Neutrophil-based Trojan horse containing polymer nano-therapeutics for sono-activatable ferroptosis-immunotherapy of orthotopic glioma

Abstract

The blood-brain barrier (BBB) and tumor microenvironment of glioma limit the efficacies of various therapies, and thus glioma treatment is challenging. We herein report semiconducting polymer nano-therapeutics (SPCFe/siP) that can achieve efficient delivery into orthotopic glioma sites via neutrophil-mediated BBB transport for sono-activatable ferroptosis-immunotherapy. Such SPCFe/siP contain a semiconducting polymer, programmed death-ligand 1 (PD-L1) siRNA and iron oxide (Fe3O4) nanoparticles loaded into a singlet oxygen (1O2)-cleavable nanocarrier with surface conjugation of a neutrophil targeting ligand, sialic acid.

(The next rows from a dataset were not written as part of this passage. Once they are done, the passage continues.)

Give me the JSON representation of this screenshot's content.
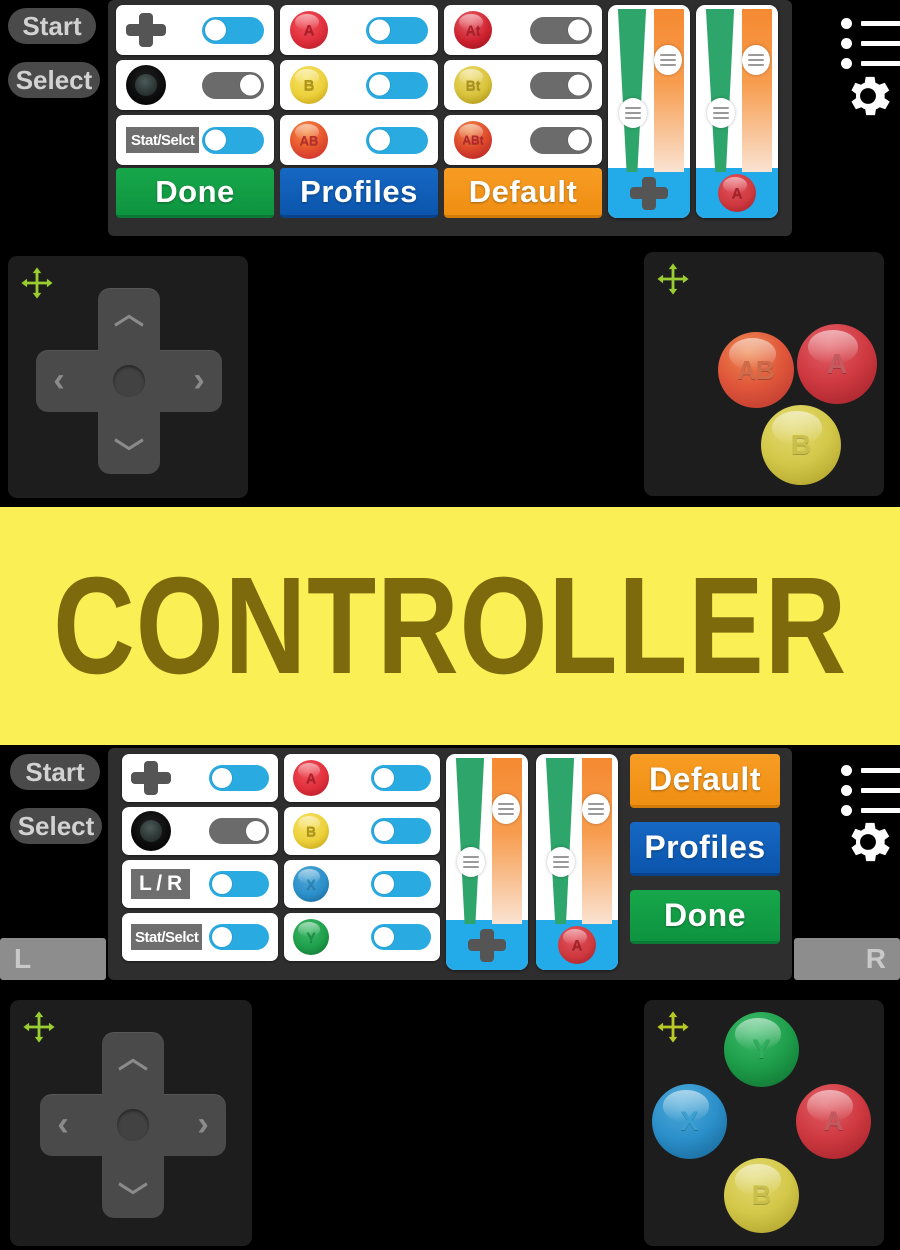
{
  "banner": {
    "title": "CONTROLLER",
    "bg_color": "#FAF056",
    "text_color": "#7d6a0d"
  },
  "colors": {
    "toggle_on": "#29ABE2",
    "toggle_off": "#6b6b6b",
    "done": "#0e9440",
    "profiles": "#0b55ac",
    "default": "#ef8f12",
    "slider_green": "#2ea56a",
    "slider_orange": "#f58a31",
    "slider_foot": "#23AAE8",
    "panel": "#2e2e2e",
    "zone": "#1d1d1d",
    "move_icon": "#9ACD32"
  },
  "top_editor": {
    "overlay_buttons": [
      {
        "label": "Start",
        "name": "start-button"
      },
      {
        "label": "Select",
        "name": "select-button"
      }
    ],
    "icons": [
      {
        "name": "list-menu-icon",
        "glyph": "hamburger-list"
      },
      {
        "name": "gear-icon",
        "glyph": "gear"
      }
    ],
    "column1": [
      {
        "id": "dpad",
        "kind": "dpad-glyph",
        "label": "",
        "toggle": "on"
      },
      {
        "id": "stick",
        "kind": "stick-glyph",
        "label": "",
        "toggle": "off"
      },
      {
        "id": "statselct",
        "kind": "pill",
        "label": "Stat/Selct",
        "toggle": "on"
      }
    ],
    "column2": [
      {
        "id": "a",
        "kind": "round",
        "label": "A",
        "color": "#e02f3c",
        "toggle": "on"
      },
      {
        "id": "b",
        "kind": "round",
        "label": "B",
        "color": "#ecd03a",
        "toggle": "on"
      },
      {
        "id": "ab",
        "kind": "round",
        "label": "AB",
        "color": "#e8562e",
        "toggle": "on"
      }
    ],
    "column3": [
      {
        "id": "at",
        "kind": "round",
        "label": "At",
        "color": "#cf2230",
        "toggle": "off"
      },
      {
        "id": "bt",
        "kind": "round",
        "label": "Bt",
        "color": "#d8c23a",
        "toggle": "off"
      },
      {
        "id": "abt",
        "kind": "round",
        "label": "ABt",
        "color": "#df4a2c",
        "toggle": "off"
      }
    ],
    "sliders": [
      {
        "id": "dpad-size-opacity",
        "foot_label": "",
        "foot_kind": "dpad",
        "size_pct": 62,
        "opacity_pct": 26
      },
      {
        "id": "a-size-opacity",
        "foot_label": "A",
        "foot_kind": "round",
        "size_pct": 58,
        "opacity_pct": 26
      }
    ],
    "actions": [
      {
        "id": "done",
        "label": "Done",
        "style": "btn-done"
      },
      {
        "id": "profiles",
        "label": "Profiles",
        "style": "btn-profiles"
      },
      {
        "id": "default",
        "label": "Default",
        "style": "btn-default"
      }
    ]
  },
  "top_preview": {
    "dpad_zone": {
      "name": "dpad-zone",
      "move_handle": "move-handle-icon"
    },
    "button_zone": {
      "name": "action-button-zone",
      "move_handle": "move-handle-icon",
      "buttons": [
        {
          "label": "AB",
          "color": "#e0573a"
        },
        {
          "label": "A",
          "color": "#cf3940"
        },
        {
          "label": "B",
          "color": "#d4c84a"
        }
      ]
    }
  },
  "bottom_editor": {
    "overlay_buttons": [
      {
        "label": "Start",
        "name": "start-button"
      },
      {
        "label": "Select",
        "name": "select-button"
      }
    ],
    "shoulder_buttons": [
      {
        "label": "L",
        "name": "shoulder-l-button"
      },
      {
        "label": "R",
        "name": "shoulder-r-button"
      }
    ],
    "icons": [
      {
        "name": "list-menu-icon",
        "glyph": "hamburger-list"
      },
      {
        "name": "gear-icon",
        "glyph": "gear"
      }
    ],
    "column1": [
      {
        "id": "dpad",
        "kind": "dpad-glyph",
        "label": "",
        "toggle": "on"
      },
      {
        "id": "stick",
        "kind": "stick-glyph",
        "label": "",
        "toggle": "off"
      },
      {
        "id": "lr",
        "kind": "pill",
        "label": "L / R",
        "toggle": "on"
      },
      {
        "id": "statselct",
        "kind": "pill",
        "label": "Stat/Selct",
        "toggle": "on"
      }
    ],
    "column2": [
      {
        "id": "a",
        "kind": "round",
        "label": "A",
        "color": "#e02f3c",
        "toggle": "on"
      },
      {
        "id": "b",
        "kind": "round",
        "label": "B",
        "color": "#ecd03a",
        "toggle": "on"
      },
      {
        "id": "x",
        "kind": "round",
        "label": "X",
        "color": "#2b8fc9",
        "toggle": "on"
      },
      {
        "id": "y",
        "kind": "round",
        "label": "Y",
        "color": "#1e9e4a",
        "toggle": "on"
      }
    ],
    "sliders": [
      {
        "id": "dpad-size-opacity",
        "foot_label": "",
        "foot_kind": "dpad",
        "size_pct": 62,
        "opacity_pct": 26
      },
      {
        "id": "a-size-opacity",
        "foot_label": "A",
        "foot_kind": "round",
        "size_pct": 58,
        "opacity_pct": 26
      }
    ],
    "actions": [
      {
        "id": "default",
        "label": "Default",
        "style": "btn-default"
      },
      {
        "id": "profiles",
        "label": "Profiles",
        "style": "btn-profiles"
      },
      {
        "id": "done",
        "label": "Done",
        "style": "btn-done"
      }
    ]
  },
  "bottom_preview": {
    "dpad_zone": {
      "name": "dpad-zone",
      "move_handle": "move-handle-icon"
    },
    "button_zone": {
      "name": "action-button-zone",
      "move_handle": "move-handle-icon",
      "buttons": [
        {
          "label": "Y",
          "color": "#1e9e4a"
        },
        {
          "label": "X",
          "color": "#2b8fc9"
        },
        {
          "label": "A",
          "color": "#cf3940"
        },
        {
          "label": "B",
          "color": "#d4c84a"
        }
      ]
    }
  }
}
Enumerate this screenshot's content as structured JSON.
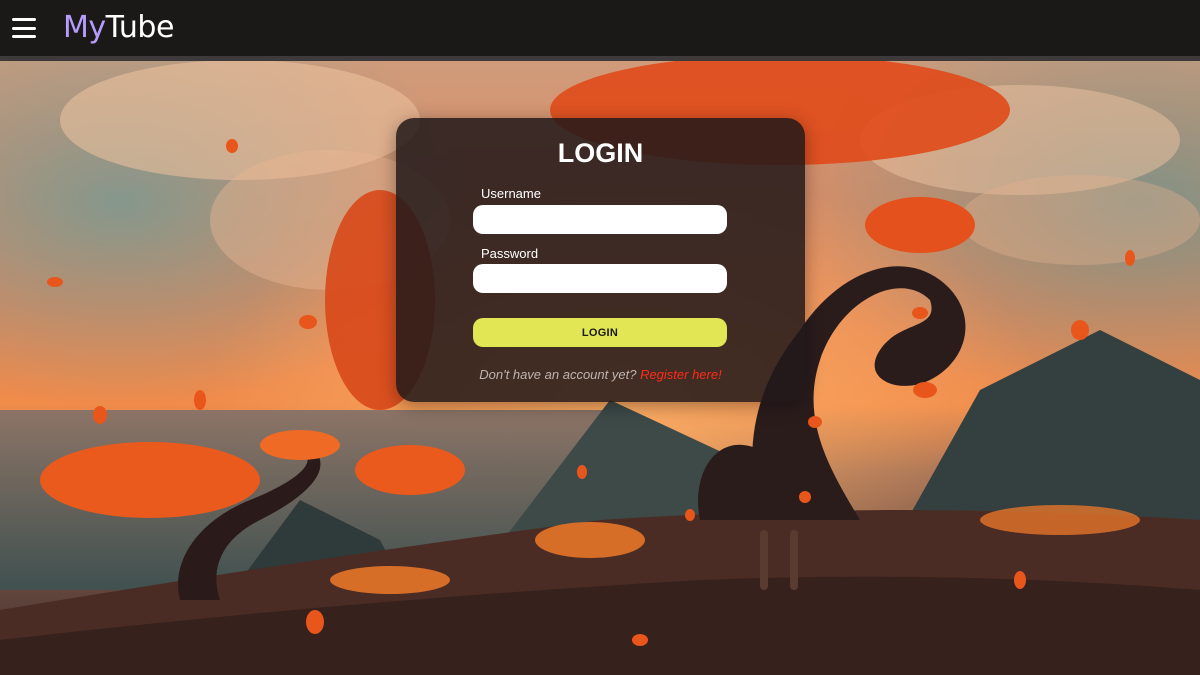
{
  "header": {
    "brand_my": "My",
    "brand_tube": "Tube",
    "menu_icon": "hamburger-menu-icon"
  },
  "login": {
    "title": "LOGIN",
    "username_label": "Username",
    "username_value": "",
    "password_label": "Password",
    "password_value": "",
    "submit_label": "LOGIN",
    "register_prompt": "Don't have an account yet?",
    "register_link": "Register here!"
  },
  "colors": {
    "brand_accent": "#b79cff",
    "button": "#e2e554",
    "link": "#ff2a1a",
    "card": "#22181a"
  }
}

SPCFe/siP effectively bind to neutrophils via sialic acid-based targeting pathway, and neutrophils containing SPCFe/siP serve as Trojan horses to migrate across BBB for improved delivery efficacy into orthotopic glioma sites. Upon irradiation by ultrasound (US), the semiconducting polymers produce 1O2 to destroy 1O2-cleavable nanocarriers for precise on-demand releases of Fe3O4 nanoparticles and PD-L1 siRNA, in which, Fe3O4 nanoparticles induce ferroptosis and subsequent immunogenic cell death (ICD), and PD-L1 siRNA downregulated the expression of PD-L1 for tumor cells, allowing for sono-activatable ferroptosis-immunotherapy. A strong immunological effect is formed, leading to noteworthy restriction of orthotopic glioma tumor growth and improvement of mouse survival. This study provides a neutrophil-targeting nanosystem with efficient brain delivery and activatable therapeutic action for treatment of orthotopic glioma.